L’accord d’association, en vigueur depuis 2000, lie le partenariat commercial et politique à une clause conditionnant la coopération au respect des droits humains. En février 2024, Pedro Sánchez et le Premier ministre irlandais avaient déjà demandé à la Commission européenne d’évaluer la conformité d’Israël à ces obligations, à la suite du déclenchement de la guerre à Gaza. Cette démarche a été renforcée par les récentes hostilités au Liban.

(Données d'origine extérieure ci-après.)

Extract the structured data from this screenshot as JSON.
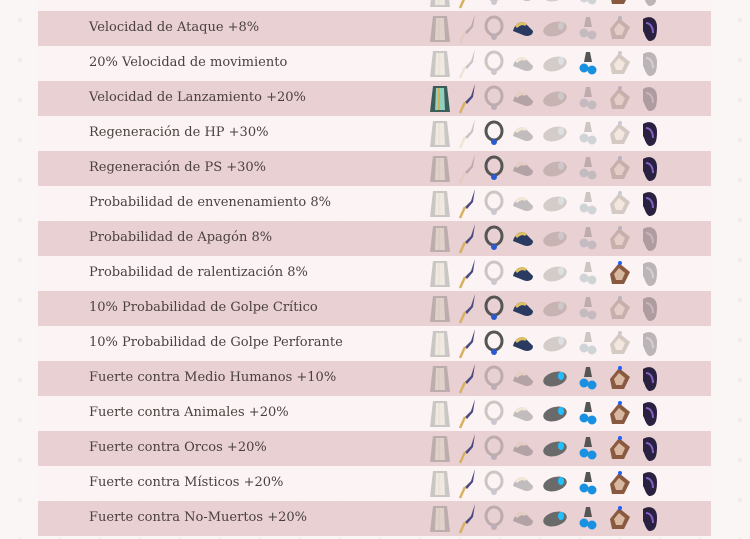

Lors d’un meeting électoral à Andalousie, le chef du gouvernement espagnol a annoncé que Madrid interpellera l’UE mardi pour rompre le pacte, affirmant que « c’est aussi simple que cela ». Le même jour, Gideon Saar, porte-parole du ministère des Affaires étrangères israélien, a réagi sur X :
« Nous n’accepterons pas une lecture hypocrite de quelqu’un qui noue une relation avec les régimes totalitaires qui violent les droits humains comme la Turquie de Recep Tayyip Erdogan, le Venezuela de Nicolas Maduro, qui reçoit les remerciements du régime brutal iranien et d’organisations terroristes, et qui s’est employé à propager l’antisémitisme. »
Saar accuse ainsi le gouvernement Sánchez d’« hypocrisie » et d’« antisémitisme », évoquant des liens supposés avec des États qualifiés de « totalitaires ».
Par ailleurs, une nouvelle lettre, signée par Irlande, Slovénie et Espagne, a été adressée vendredi à la Commission, demandant que l’accord soit réexaminé lors de la prochaine réunion du Conseil des Affaires étrangères. Cette initiative marque la première fois que l’Espagne sollicite officiellement la rupture du traité, bien que les questionnements sur le respect des droits humains par Israël ne soient pas nouveaux.
Si l’UE devait suivre la demande espagnole, cela entraînerait la première suspension d’un accord d’association avec un État membre du Moyen‑Orient depuis deux décennies, et pourrait redessiner les relations commerciales et diplomatiques de l’Union avec Israël. Le débat qui s’annonce met en lumière les tensions entre exigences de droits humains et intérêts géopolitiques au cœur de la politique européenne.
L’enjeu reste de savoir si les institutions européennes concéderont à la pression espagnole ou maintiendront le partenariat malgré les accusations.